Sixty-five years ago, on 20 July 1944, during the darkest days of German history, a few good men brought back a small spark of light to the conscience of a nation torn by war and involved in history’s most unprecedented mass murder. The story is well-known. So is the result: the attempt to remove Hitler from power with the help of his own contingency plan “Valkyrie” tragically failed.
What might not be so well-known is that Count Claus von Stauffenberg, according to Cambridge historian Richard J Evans, “found moral guidance in a complex mixture of Catholic religious precepts, an aristocratic sense of honour, Ancient Greek ethics, and German Romantic poetry. Above all, perhaps, his sense of morality was formed under the influence of the poet Stefan George, whose ambition it was to revive a ‘Secret Germany’ that would sweep away the materialism of the Weimar Republic and restore German life to its true spirituality.”

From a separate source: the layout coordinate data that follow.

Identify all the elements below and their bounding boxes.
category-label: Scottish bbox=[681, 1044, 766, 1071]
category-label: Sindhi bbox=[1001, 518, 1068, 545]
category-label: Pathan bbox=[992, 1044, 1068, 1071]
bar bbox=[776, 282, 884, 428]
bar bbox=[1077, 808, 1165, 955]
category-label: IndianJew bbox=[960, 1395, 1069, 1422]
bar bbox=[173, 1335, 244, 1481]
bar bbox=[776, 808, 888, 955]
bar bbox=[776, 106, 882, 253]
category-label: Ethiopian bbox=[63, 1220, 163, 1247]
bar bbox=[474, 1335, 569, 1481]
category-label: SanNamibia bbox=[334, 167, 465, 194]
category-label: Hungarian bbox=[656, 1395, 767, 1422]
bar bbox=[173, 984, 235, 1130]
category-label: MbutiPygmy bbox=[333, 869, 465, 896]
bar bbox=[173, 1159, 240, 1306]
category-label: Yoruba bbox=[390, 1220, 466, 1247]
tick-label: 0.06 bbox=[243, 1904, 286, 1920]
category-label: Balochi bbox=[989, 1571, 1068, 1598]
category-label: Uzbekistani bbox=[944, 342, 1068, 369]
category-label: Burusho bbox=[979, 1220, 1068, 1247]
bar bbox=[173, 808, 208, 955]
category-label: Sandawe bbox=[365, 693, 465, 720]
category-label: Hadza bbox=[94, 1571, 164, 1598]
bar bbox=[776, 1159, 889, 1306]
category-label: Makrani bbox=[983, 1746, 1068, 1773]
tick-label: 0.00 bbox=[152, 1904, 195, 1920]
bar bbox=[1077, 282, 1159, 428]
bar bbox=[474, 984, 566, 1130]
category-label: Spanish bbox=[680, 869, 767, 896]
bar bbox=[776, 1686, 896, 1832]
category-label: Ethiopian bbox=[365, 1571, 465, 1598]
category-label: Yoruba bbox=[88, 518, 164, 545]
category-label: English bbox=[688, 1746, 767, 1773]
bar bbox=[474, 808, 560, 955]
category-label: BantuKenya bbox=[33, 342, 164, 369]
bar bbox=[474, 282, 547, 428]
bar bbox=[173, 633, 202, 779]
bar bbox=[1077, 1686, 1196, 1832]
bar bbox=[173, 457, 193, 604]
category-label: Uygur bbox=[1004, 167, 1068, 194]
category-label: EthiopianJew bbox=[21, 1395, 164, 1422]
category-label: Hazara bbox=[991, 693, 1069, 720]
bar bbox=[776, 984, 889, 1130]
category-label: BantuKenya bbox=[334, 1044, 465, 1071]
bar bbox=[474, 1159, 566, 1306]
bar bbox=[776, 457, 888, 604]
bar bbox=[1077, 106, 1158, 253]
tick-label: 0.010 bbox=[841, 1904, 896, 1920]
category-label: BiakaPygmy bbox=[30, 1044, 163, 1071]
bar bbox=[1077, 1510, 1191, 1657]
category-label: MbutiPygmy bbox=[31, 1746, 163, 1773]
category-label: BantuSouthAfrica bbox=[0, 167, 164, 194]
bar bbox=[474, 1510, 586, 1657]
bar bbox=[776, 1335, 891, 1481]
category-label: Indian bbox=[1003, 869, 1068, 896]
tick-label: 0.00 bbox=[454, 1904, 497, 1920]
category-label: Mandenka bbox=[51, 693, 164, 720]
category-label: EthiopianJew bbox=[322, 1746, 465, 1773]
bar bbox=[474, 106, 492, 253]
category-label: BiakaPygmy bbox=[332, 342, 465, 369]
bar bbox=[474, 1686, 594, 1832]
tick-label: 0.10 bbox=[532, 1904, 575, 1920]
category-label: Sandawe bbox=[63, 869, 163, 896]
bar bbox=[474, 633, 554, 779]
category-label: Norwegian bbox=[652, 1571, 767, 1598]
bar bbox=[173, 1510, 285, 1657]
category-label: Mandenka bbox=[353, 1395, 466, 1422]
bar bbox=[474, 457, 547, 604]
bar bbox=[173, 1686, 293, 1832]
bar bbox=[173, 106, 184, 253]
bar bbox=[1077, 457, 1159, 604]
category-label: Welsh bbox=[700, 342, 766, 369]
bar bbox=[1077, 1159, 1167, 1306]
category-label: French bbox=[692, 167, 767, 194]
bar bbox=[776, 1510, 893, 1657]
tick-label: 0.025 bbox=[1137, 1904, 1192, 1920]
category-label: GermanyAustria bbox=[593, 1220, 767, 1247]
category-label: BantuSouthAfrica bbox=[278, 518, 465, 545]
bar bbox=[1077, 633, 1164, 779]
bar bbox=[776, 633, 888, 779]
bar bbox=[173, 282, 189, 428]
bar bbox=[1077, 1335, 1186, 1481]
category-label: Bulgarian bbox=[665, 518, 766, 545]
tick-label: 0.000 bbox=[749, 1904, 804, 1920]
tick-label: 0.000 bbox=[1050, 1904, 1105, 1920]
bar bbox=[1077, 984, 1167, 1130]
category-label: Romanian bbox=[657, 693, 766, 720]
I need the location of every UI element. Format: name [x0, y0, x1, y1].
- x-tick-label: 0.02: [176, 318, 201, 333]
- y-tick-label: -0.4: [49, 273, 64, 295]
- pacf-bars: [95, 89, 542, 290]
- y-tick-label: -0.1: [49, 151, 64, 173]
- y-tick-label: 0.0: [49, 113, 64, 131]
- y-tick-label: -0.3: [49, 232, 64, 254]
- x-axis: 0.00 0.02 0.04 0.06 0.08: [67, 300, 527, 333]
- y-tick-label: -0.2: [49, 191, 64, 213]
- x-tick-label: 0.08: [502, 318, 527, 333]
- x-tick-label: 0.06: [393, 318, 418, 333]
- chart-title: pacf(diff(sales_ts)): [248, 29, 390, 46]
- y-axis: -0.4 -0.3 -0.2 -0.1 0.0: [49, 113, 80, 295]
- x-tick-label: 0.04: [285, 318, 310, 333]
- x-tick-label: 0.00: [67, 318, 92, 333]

The key to understanding that “Secret Germany” (as cryptically elaborated in a poem by the same title, which was written around 1910, but hermetically kept from the public until 1928) is the idea that only the poet with his charismatic authority can voice the arcane without revealing it. It is him being the “spiritus rector” who deepens the inner reflections of his disciples, who awakens their intellectual and spiritual sensitivity, so his word is followed by their action.